Propane - LPG - Liquified Petroleum Gas
Propane is a three-carbon alkane, normally a gas, but compressible to a liquid that is transportable. It is derived from other petroleum products during oil or natural gas processing. It is commonly used as a fuel for engines, barbecues, and home heating systems.
When sold as fuel, it is commonly known as liquified petroleum gas (LPG or LP-gas) which can be a mixture of propane along with small amounts of propylene, butane, and butylene. The odorant ethanethiol is also added so that people can easily smell the gas in case of a leak.
Propane is used as fuel in cooking on many barbecues, portable stoves and in motor vehicles. The ubiquitous 4.73-gallon (20 Lb.) steel container is often dubbed a "barbecue bottle". Propane powers some locomotives, buses, forklifts, and taxis and is used for heat and cooking in recreational vehicles and campers. In many rural areas of North America, propane is used in furnaces, cooking stoves, water heaters, laundry dryers, and other heat-producing appliances. As of 2000, 6.9 million American households use propane as their primary heating fuel.

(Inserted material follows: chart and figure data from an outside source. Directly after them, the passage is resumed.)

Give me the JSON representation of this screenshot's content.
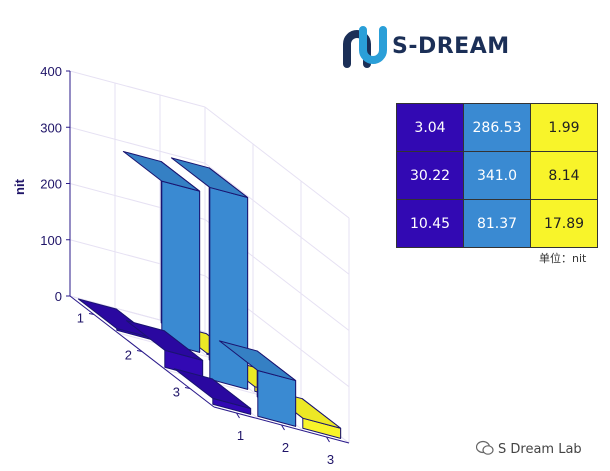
{
  "brand": {
    "name": "S-DREAM",
    "colors": {
      "dark": "#1b2f57",
      "light": "#2a9fd8"
    }
  },
  "chart_data": {
    "type": "bar3d",
    "zlabel": "nit",
    "zlim": [
      0,
      400
    ],
    "z_ticks": [
      "0",
      "100",
      "200",
      "300",
      "400"
    ],
    "x_ticks": [
      "1",
      "2",
      "3"
    ],
    "y_ticks": [
      "1",
      "2",
      "3"
    ],
    "values": [
      [
        3.04,
        286.53,
        1.99
      ],
      [
        30.22,
        341.0,
        8.14
      ],
      [
        10.45,
        81.37,
        17.89
      ]
    ],
    "column_colors": [
      "#3209b3",
      "#3a8ad2",
      "#f8f42a"
    ],
    "grid": true
  },
  "table": {
    "rows": [
      [
        "3.04",
        "286.53",
        "1.99"
      ],
      [
        "30.22",
        "341.0",
        "8.14"
      ],
      [
        "10.45",
        "81.37",
        "17.89"
      ]
    ],
    "unit_note": "单位：nit"
  },
  "watermark": "S Dream Lab"
}
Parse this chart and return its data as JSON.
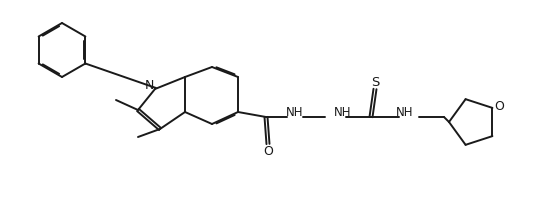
{
  "bg_color": "#ffffff",
  "line_color": "#1a1a1a",
  "line_width": 1.4,
  "font_size": 8.5,
  "figsize": [
    5.51,
    2.22
  ],
  "dpi": 100,
  "xlim": [
    0,
    5.51
  ],
  "ylim": [
    0,
    2.22
  ]
}
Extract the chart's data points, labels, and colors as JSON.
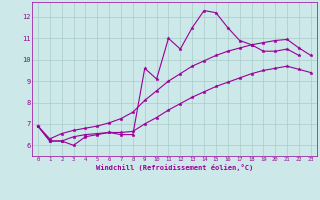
{
  "x_values": [
    0,
    1,
    2,
    3,
    4,
    5,
    6,
    7,
    8,
    9,
    10,
    11,
    12,
    13,
    14,
    15,
    16,
    17,
    18,
    19,
    20,
    21,
    22,
    23
  ],
  "line_main": [
    6.9,
    6.2,
    6.2,
    6.0,
    6.4,
    6.5,
    6.6,
    6.5,
    6.5,
    9.6,
    9.1,
    11.0,
    10.5,
    11.5,
    12.3,
    12.2,
    11.5,
    10.9,
    10.7,
    10.4,
    10.4,
    10.5,
    10.2,
    null
  ],
  "line_upper": [
    6.9,
    6.3,
    6.55,
    6.7,
    6.8,
    6.9,
    7.05,
    7.25,
    7.55,
    8.1,
    8.55,
    9.0,
    9.35,
    9.7,
    9.95,
    10.2,
    10.4,
    10.55,
    10.7,
    10.8,
    10.9,
    10.95,
    10.55,
    10.2
  ],
  "line_lower": [
    6.9,
    6.2,
    6.2,
    6.4,
    6.5,
    6.55,
    6.6,
    6.6,
    6.65,
    7.0,
    7.3,
    7.65,
    7.95,
    8.25,
    8.5,
    8.75,
    8.95,
    9.15,
    9.35,
    9.5,
    9.6,
    9.7,
    9.55,
    9.4
  ],
  "color": "#990099",
  "bg_color": "#cce8e8",
  "grid_color": "#aacccc",
  "xlabel": "Windchill (Refroidissement éolien,°C)",
  "xlim": [
    -0.5,
    23.5
  ],
  "ylim": [
    5.5,
    12.7
  ],
  "yticks": [
    6,
    7,
    8,
    9,
    10,
    11,
    12
  ],
  "xticks": [
    0,
    1,
    2,
    3,
    4,
    5,
    6,
    7,
    8,
    9,
    10,
    11,
    12,
    13,
    14,
    15,
    16,
    17,
    18,
    19,
    20,
    21,
    22,
    23
  ]
}
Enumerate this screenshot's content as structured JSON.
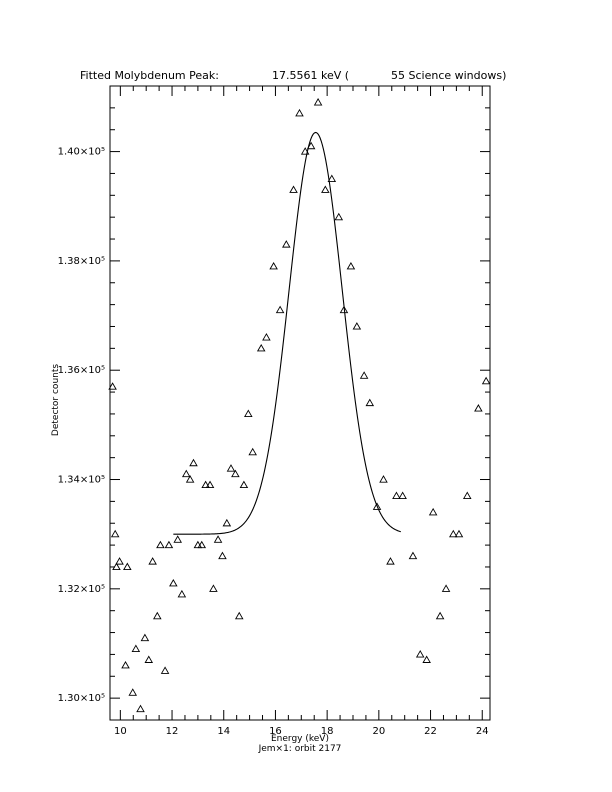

Commercially-available "propane" fuel, or LPG, is not pure. Typically in the USA and Canada, it is primarily propane (at least 90%), with the rest mostly butane and propylene, plus odorants. This is the HD5 standard, written for vehicle fuels; note that not all products labeled "propane" conform to this standard. In Mexico, for example, the butane content is much higher.